The first sign of gender appears at the V shape on the plant where stalk meets stem. The plant will develop little green shoots or pre-flowers here. The plant may show pre-flowers when in the vegetative or growing stage. This is also more the case when the plant is a clone.

However, there are other ways to find out if any of your plants are hermaphrodites. The first is to check the kind of flowers they produce. The second comes at the end of the growing process. However, it is important to check before you grow the next time. If you find seeds in your harvested bud and you know you have no males, you have a hermaphrodite plant.

WHAT TO LOOK FOR

The first answer is an established breeder.
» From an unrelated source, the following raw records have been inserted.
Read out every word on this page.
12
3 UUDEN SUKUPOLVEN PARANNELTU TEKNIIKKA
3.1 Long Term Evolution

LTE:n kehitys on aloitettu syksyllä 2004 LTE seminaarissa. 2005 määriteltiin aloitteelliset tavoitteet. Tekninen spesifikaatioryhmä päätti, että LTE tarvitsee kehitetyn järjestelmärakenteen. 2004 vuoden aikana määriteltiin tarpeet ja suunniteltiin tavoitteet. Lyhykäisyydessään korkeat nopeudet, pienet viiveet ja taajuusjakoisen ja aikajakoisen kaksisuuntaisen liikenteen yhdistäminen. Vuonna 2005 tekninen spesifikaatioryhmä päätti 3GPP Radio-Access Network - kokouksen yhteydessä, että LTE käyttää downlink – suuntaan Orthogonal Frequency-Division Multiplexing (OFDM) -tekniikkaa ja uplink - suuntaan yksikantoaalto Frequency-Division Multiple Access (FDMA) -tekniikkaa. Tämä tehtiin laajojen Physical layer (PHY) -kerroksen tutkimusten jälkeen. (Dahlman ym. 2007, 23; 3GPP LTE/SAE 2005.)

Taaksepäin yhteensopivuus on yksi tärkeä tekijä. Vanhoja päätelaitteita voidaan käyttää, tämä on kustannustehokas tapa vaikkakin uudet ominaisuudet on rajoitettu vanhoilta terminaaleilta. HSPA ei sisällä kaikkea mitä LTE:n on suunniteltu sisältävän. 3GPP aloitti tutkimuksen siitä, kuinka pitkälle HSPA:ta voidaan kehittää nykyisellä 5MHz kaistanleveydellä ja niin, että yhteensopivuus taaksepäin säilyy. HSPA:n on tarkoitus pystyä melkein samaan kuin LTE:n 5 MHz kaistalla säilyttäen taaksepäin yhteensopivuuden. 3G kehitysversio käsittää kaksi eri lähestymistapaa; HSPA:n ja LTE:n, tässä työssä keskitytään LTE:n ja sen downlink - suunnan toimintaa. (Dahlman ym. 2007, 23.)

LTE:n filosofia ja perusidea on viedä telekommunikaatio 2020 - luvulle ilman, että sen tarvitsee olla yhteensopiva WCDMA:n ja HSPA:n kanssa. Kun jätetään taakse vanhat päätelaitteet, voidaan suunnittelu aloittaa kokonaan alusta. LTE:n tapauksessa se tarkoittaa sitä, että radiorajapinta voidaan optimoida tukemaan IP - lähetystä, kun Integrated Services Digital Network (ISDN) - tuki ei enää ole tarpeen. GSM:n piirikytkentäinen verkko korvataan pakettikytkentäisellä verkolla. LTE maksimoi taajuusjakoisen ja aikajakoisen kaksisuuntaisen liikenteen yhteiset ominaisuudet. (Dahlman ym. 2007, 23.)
The best way to start with an all-female crop is to buy the feminized seeds from an established source.

However, since this is a problem that will not disappear during the growing process, here are some guidelines for checking your grow.

Female plants take a bit longer than males to show signs of gender after flowering. The plants begin to develop a few wispy white hairs where the buds will soon grow. These flowers begin to form between the stalk and stem. Female pistils are always white (never green).

Male plants literally have grape-sized “balls” of pollen. The balls will show up about a week or two after the plant has entered the flowering stage. They also produce a growth that is a distinct yellow colour and look a bit like bananas.

If the male is allowed to continue growing, the pollen sacs will burst open. The pollen they spill can contaminate your other plants.

Hermaphrodite plants have both male and female flowers. That is also why it is so important to remove them.

ISN’T THIS LIKE ROCKET SCIENCE?

While it sounds complicated, it really isn’t. Growers who start with the right seeds and maintain a healthy grow environment do not have many problems. For this reason, however, it is important to watch your cannabis plants.

It is fairly easy to spot the difference in buds as the plants mature. That is also why it is generally a good idea to grow more than one plant – even the first time. Observation, practice and patience are the keys to a good and healthy grow. Feminized seeds produce femal plants 99% of time, and should one turn hemaphrodite, simply take care to remove it.